A Connecticut federal judge ruled against the government and will allow illegal immigrants to sue ICE agents for civil rights violations.
U.S. District Court Judge Stefan Underhill ruled Immigration and Customs Enforcement (ICE) officials are not immune from lawsuits if they are anchored on Constitutional grounds.
The civil rights lawsuit, brought by 11 alleged illegal immigrants claim they were unlawfully apprehended by ICE agents in New Haven, Conn, June 2007.
The plaintiff’s attorneys told The New Haven Register “the decision has wide-ranging implications.”
Judge Underhill refused the government’s plea to dismiss the charges against ICE agents and their supervisors, including Julie Myers ICE’s former agency head.
A group of law school interns and their bosses at Jerome N. Frank Legal Services Organization at the Yale Law School brought the lawsuit on behalf of the illegal aliens. The interns argued that the 11 suspected illegal aliens were unfairly treated based on race.
Recently retired ICE agent, John Sakelarides had plenty to say about another lawsuit benefitting illegal aliens.
"This suit is nothing more than a transparent and feeble attempt to scare ICE agents into refusing to enforce the immigration laws of this country. Can you spell intimidation? When it goes to trial, my guess is the agents will be exonerated and what should happen is that the government should seek fees for wasting taxpayer money in defending a baseless lawsuit,” Sakelarides said. “Extortion is still illegal in this country.
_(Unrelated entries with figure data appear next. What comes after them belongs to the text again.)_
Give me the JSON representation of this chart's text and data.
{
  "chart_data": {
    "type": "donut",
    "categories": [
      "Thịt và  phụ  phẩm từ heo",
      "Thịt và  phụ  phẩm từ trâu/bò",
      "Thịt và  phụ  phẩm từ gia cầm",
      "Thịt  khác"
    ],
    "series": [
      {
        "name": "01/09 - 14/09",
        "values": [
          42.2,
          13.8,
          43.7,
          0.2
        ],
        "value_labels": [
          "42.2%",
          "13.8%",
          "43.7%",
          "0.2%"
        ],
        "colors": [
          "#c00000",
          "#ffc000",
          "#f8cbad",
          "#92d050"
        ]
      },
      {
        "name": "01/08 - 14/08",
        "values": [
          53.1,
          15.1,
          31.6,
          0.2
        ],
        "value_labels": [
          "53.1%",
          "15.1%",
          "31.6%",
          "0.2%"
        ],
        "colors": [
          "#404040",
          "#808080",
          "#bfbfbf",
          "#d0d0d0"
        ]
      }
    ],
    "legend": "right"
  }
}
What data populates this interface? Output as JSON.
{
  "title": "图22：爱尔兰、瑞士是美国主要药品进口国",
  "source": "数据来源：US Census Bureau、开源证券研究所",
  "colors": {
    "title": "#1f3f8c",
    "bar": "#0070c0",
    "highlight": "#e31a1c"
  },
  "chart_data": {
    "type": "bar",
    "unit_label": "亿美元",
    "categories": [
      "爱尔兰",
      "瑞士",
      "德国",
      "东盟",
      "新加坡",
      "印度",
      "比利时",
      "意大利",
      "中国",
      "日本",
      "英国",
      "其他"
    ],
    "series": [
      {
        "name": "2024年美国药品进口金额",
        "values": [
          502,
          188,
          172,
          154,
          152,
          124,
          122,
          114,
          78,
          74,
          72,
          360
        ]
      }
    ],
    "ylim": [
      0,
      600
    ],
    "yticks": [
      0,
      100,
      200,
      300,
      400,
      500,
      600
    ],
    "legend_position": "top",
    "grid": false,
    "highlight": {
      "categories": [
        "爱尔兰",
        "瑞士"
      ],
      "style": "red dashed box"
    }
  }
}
The far reaching implications claim is a clear indication of what the intent of this lawsuit is, namely intimidation."
Sakelarides didn’t know if this lawsuit was being brought under the Federal Torts Claim Act (FTCA) or under a Bivens Action.
“I do know, from the past and unfortunately present, experience that suits are often filed under both but the law is clear that they cannot co-exist, there can only be either an FTCA claim or a Bivens Action. It centers on whether or not the federal employee was or was not acting within the scope of their authority,” he explained.
“This is borderline criminal. If the agents did something wrong, so be it. But if they didn't and this suit is being brought simply to induce a chilling effect on the enforcement of the immigration law, then these idealistic and naive law students and Yale Law School ought to be held accountable,” Sakelarides finished.
ICE officials declined to comment on the lawsuit.